A simple way to cook chicken over the coals outdoors, pollo a las brasas uses sticks or large skewers to control the distance of the chicken from the heat. This version is from Sinaloa on the Pacific Coast in northwest Mexico and uses citrus, chiles, garlic, and spices as a marinade. Originally cooked over an open fire, this dish can also be made using a grill, smoker, rotisserie, or indoor oven. The sticks are optional.
Polla a las Brasas accompanied by a salsa fresca, white rice, some charred jalapeño or poblano chiles, and fresh lime, avocado, and homemade flour tortillas is a combination relished throughout the country.

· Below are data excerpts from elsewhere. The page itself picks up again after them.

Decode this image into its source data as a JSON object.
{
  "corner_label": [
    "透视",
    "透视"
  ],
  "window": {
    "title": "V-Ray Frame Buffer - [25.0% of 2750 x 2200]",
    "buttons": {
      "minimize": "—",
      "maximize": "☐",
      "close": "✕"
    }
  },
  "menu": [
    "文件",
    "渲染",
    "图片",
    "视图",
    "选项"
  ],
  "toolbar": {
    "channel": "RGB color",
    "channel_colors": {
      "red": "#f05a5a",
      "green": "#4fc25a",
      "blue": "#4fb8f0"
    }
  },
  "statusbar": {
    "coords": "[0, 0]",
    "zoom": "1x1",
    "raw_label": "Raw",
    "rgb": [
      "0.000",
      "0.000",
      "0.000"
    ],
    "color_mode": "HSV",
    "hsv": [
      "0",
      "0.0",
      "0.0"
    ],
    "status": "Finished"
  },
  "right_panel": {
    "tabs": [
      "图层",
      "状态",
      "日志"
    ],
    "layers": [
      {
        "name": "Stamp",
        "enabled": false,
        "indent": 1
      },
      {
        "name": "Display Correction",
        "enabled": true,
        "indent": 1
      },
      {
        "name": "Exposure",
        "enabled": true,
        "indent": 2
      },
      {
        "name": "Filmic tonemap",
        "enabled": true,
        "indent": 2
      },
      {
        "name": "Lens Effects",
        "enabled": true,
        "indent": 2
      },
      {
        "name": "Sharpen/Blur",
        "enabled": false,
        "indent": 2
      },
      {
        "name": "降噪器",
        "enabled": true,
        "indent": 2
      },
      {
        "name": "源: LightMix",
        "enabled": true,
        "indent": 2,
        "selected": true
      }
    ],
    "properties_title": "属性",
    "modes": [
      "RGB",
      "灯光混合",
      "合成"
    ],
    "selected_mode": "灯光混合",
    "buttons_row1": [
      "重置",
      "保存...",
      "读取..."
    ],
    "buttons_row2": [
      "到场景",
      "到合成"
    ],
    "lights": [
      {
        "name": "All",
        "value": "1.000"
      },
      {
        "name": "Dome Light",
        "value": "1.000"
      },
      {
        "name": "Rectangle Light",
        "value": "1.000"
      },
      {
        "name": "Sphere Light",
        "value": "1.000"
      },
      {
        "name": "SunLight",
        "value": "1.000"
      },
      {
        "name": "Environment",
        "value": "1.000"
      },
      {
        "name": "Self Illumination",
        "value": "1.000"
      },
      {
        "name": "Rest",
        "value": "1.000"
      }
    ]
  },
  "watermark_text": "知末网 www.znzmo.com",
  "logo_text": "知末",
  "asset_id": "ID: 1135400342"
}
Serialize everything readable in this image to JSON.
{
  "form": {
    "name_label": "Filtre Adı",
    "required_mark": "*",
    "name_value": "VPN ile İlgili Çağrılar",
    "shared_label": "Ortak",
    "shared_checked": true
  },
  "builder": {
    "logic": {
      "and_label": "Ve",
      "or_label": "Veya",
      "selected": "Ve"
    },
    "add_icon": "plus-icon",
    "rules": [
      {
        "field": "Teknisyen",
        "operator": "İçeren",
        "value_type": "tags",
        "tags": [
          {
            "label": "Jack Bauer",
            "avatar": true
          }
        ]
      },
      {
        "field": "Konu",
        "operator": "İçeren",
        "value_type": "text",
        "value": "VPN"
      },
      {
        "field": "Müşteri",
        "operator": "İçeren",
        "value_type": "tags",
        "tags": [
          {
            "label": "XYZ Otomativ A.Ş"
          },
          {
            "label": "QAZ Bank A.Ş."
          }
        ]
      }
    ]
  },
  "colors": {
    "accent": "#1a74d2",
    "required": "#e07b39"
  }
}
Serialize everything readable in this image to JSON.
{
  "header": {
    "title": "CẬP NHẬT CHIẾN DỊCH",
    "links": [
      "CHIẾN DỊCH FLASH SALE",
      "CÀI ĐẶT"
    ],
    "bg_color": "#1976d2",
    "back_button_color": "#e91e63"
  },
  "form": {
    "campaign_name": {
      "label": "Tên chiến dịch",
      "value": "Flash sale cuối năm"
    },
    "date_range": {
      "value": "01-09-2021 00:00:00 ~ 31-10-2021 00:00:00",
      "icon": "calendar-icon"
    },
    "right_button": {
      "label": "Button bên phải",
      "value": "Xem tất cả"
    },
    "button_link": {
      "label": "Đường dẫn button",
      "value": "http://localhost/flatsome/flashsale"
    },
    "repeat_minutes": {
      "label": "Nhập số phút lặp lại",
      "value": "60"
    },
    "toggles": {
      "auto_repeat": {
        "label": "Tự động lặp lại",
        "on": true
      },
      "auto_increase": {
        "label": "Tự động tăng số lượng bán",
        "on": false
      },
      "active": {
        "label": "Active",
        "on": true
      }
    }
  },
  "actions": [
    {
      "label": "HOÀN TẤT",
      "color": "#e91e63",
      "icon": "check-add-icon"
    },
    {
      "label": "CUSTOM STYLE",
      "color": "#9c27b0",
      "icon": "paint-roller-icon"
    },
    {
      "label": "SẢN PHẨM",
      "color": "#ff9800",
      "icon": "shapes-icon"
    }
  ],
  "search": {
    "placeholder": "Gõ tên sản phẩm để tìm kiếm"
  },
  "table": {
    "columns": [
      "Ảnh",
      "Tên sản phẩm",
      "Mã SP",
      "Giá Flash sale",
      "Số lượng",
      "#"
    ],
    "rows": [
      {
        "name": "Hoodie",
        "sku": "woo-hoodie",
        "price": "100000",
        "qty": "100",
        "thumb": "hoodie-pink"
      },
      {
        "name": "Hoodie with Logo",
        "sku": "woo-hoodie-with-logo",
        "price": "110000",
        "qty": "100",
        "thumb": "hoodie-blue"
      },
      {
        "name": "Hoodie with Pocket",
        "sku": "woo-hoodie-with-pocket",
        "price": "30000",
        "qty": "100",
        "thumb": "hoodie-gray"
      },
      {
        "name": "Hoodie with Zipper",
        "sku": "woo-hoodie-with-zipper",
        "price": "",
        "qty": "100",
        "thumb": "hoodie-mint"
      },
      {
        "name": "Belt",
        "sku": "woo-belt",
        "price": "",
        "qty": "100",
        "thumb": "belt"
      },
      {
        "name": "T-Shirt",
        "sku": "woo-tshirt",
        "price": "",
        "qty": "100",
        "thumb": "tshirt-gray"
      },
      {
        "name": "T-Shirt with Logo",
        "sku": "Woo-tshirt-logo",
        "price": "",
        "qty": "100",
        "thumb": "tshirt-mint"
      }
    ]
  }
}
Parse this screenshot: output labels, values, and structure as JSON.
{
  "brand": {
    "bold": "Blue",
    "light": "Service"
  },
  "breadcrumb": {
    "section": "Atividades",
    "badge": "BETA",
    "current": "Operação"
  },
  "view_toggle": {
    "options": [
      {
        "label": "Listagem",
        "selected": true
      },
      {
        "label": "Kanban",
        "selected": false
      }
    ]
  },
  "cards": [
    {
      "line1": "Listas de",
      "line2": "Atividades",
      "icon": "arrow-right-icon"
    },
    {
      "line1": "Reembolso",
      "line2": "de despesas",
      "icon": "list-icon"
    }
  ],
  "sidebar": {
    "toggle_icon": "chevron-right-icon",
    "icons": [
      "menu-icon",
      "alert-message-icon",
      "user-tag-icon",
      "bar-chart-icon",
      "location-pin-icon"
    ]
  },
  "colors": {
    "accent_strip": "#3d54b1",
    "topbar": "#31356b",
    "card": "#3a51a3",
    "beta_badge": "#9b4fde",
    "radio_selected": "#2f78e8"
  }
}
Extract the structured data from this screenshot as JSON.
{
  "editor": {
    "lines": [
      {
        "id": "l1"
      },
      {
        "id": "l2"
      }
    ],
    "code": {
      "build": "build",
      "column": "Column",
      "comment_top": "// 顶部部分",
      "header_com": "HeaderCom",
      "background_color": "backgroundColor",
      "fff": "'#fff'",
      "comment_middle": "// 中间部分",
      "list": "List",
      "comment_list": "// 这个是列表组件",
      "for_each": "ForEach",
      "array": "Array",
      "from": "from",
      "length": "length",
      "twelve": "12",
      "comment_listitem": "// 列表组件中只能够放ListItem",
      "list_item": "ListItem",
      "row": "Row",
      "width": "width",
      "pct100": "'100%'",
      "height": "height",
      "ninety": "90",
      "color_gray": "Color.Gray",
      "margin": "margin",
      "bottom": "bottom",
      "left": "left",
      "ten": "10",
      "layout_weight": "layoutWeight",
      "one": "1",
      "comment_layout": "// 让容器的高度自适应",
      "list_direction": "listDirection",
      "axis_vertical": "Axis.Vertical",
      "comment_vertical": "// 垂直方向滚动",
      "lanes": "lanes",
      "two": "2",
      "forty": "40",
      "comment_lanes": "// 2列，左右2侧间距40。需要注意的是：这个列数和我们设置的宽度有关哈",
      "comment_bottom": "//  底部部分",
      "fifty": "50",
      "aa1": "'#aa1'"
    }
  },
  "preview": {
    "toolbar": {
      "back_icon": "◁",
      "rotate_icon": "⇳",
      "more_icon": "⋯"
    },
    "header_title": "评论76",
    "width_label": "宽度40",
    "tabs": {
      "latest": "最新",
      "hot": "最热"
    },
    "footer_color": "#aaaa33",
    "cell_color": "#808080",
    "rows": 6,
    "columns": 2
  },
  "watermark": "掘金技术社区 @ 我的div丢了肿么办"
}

- 4 half chickens, 1-1 ¼ pounds each
- 2 teaspoons salt
- 1 teaspoon ground black pepper
- 4 guajillo chiles, toasted, seeded, and finely chopped or ground
- 12 cloves garlic
- 1 teaspoon whole toasted cumin
- 1 tablespoon fresh rosemary leaves, chopped or 1 tablespoon toasted Mexican oregano
- 2 sticks cinnamon, lightly crushed (optional)
- 2 teaspoons whole allspice, lightly cracked (optional)
- 2/3 cup fresh lime juice
- ¼ cup vegetable oil
Rinse the chickens and pat dry. Arrange in a non-reactive pan and season with the salt and pepper.
Combine the remaining ingredients and cover the chicken with the mixture. Cover the pan and refrigerate for at least 2 hours and up to 12 hours.
Remove from the refrigerator ½ hour before cooking. Skewer if desired.
Cook over a low-heat charcoal fire or indirect heat in a covered grill or smoker, turning frequently (every 7-10 minutes), until chicken is cooked through, approximately 1 ½-2 hours.